Laporan Wartawan Tribunnews.com, Theresia Felisiani
TRIBUNNEWS.COM, JAKARTA - Penyidik Polres Pelabuhan Tanjung Priok menetapkan 5 tersangka terkait kasus 19 pria yang diperdagangkan menjadi ABK Nelayan di pesisir laut Jawa.
Kelima tersangka itu merupakan pihak paguyuban, dari Bina Jasa Marga (BJM) yang melakukan perekrutan calon-calon ABK tersebut.
Kabid Humas Polda Metro Jaya, Kombes Pol Rikwanto mengatakan awalnya kepolisian mengamankan 9 pihak paguyuban. Dan setelah melewati proses pemeriksaan ada 5 orang yang ditetapkan sebagai tersangka.
"Kelima tersangka itu yakni MY,35 tahun (ketua paguyuban), S, 43 tahun (Wakil Ketua), YA, 41 tahun (Sekertaris), HA, 42 tahun (Bendahara) dan SM, 44 tahun (Wakil Bendahara).

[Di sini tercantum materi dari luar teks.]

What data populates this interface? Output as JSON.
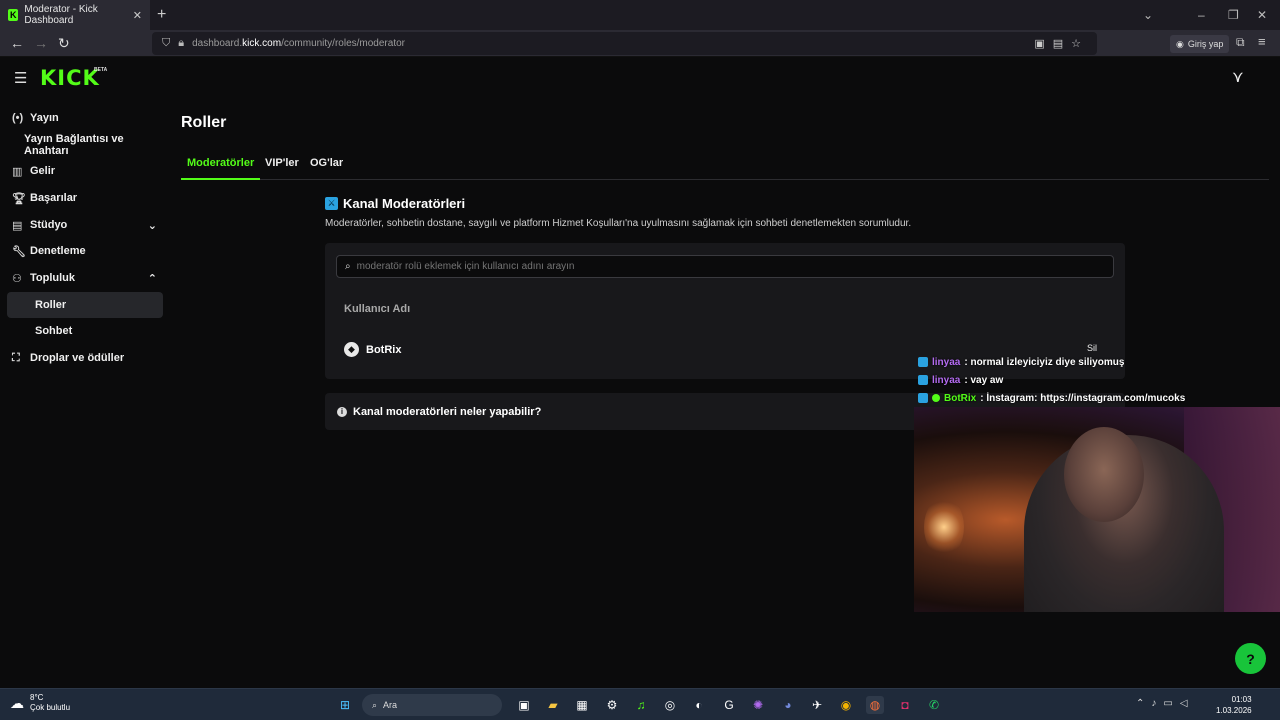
{
  "browser": {
    "tab_title": "Moderator - Kick Dashboard",
    "tab_close": "✕",
    "new_tab": "+",
    "url_prefix": "dashboard.",
    "url_host": "kick.com",
    "url_path": "/community/roles/moderator",
    "login_label": "Giriş yap"
  },
  "brand": {
    "logo": "KICK",
    "badge": "BETA"
  },
  "sidebar": {
    "items": [
      {
        "label": "Yayın",
        "icon": "broadcast-icon"
      },
      {
        "label": "Yayın Bağlantısı ve Anahtarı",
        "icon": ""
      },
      {
        "label": "Gelir",
        "icon": "chart-icon"
      },
      {
        "label": "Başarılar",
        "icon": "trophy-icon"
      },
      {
        "label": "Stüdyo",
        "icon": "studio-icon"
      },
      {
        "label": "Denetleme",
        "icon": "wrench-icon"
      },
      {
        "label": "Topluluk",
        "icon": "community-icon"
      },
      {
        "label": "Roller",
        "icon": ""
      },
      {
        "label": "Sohbet",
        "icon": ""
      },
      {
        "label": "Droplar ve ödüller",
        "icon": "gift-icon"
      }
    ],
    "active": "Roller"
  },
  "main": {
    "title": "Roller",
    "tabs": [
      {
        "label": "Moderatörler",
        "active": true
      },
      {
        "label": "VIP'ler",
        "active": false
      },
      {
        "label": "OG'lar",
        "active": false
      }
    ],
    "section_title": "Kanal Moderatörleri",
    "section_desc": "Moderatörler, sohbetin dostane, saygılı ve platform Hizmet Koşulları'na uyulmasını sağlamak için sohbeti denetlemekten sorumludur.",
    "search_placeholder": "moderatör rolü eklemek için kullanıcı adını arayın",
    "column_header": "Kullanıcı Adı",
    "moderators": [
      {
        "username": "BotRix",
        "action": "Sil"
      }
    ],
    "faq_label": "Kanal moderatörleri neler yapabilir?"
  },
  "stream_chat": [
    {
      "user": "linyaa",
      "message": ": normal izleyiciyiz diye siliyomuş",
      "user_color": "#b36bf0"
    },
    {
      "user": "linyaa",
      "message": ": vay aw",
      "user_color": "#b36bf0"
    },
    {
      "user": "BotRix",
      "message": ": İnstagram: https://instagram.com/mucoks",
      "user_color": "#53fc18"
    }
  ],
  "taskbar": {
    "weather_temp": "8°C",
    "weather_desc": "Çok bulutlu",
    "search_label": "Ara",
    "time": "01:03",
    "date": "1.03.2026"
  },
  "colors": {
    "accent": "#53fc18",
    "background": "#0b0b0c",
    "card": "#18181b",
    "mod_badge": "#2aa2e0"
  }
}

Sedangkan 4 diantaranya masih berstatus sebagai saksi," terang Rikwanto, Kamis (27/3/2014) di Mapolda Metro Jaya.
Rikwanto menambahkan atas perbuatannya kelima tersangka dikenakan Undang-undang tentang Perlindungan Anak karena rata-rata korban masih berusia dibawah umur.
"Jadi pelaku ini berkedok sebagai penyalur tenaga kerja atas nama Paguyuban Ketenagakerjaan Bina Jasa Mina atau Paguyuban ABK Kapal Nelayan," kata Rikwanto.
Untuk diketahui, 19 korban perdagangan berhasil dibebaskan pada Selasa (25/3/2013) lalu dari sebuah Ruko di Muara Baru Centre, lantai 3, Jakarta Utara.
Selain mengamankan 19 pria korban perdagangan, pihaknya juga mengamankan 9 orang pengurus yang merekrut para pria tersebut. Sembilan orang itu merupakan pihak paguyuban, dari Bina Jasa Marga (BJM) yang melakukan perekrutan calon-calon ABK.
"Selama disekap ini para pelaku kerap memperlakukan korban dengan tidak manusiawi. Terlebih jika korban berniat kabur, pelaku tidak segan untuk menganiaya," terang Rikwanto.
Pengungkapan kasus tersebut bermula dari adanya laporan kehilangan anak yakni MA (15) dan NA (23). Kemudian Polres Pelabuhan Tanjung Priok melakukan penyelidikan dan diketahui korban disekap serta berhasil dibebaskan.
"Selama di penampungan, mereka dikumpulkan dalam satu ruangan, dikunci dan kalau mau buang air di hanya diember yang disediakan di ruangan itu. Makan pun terbatas," tutur Rikwanto.
Rikwanto menambahkan oleh pihak paguyupan, korban dijanjikan upah Rp 20 juta per bulan sebagai ABK. Namun nyatanya selama bekerja hanya diberi upah biaya hidup pas-pasan yakni hanya uang makan dan minum tidak seperti yang dijanjikan.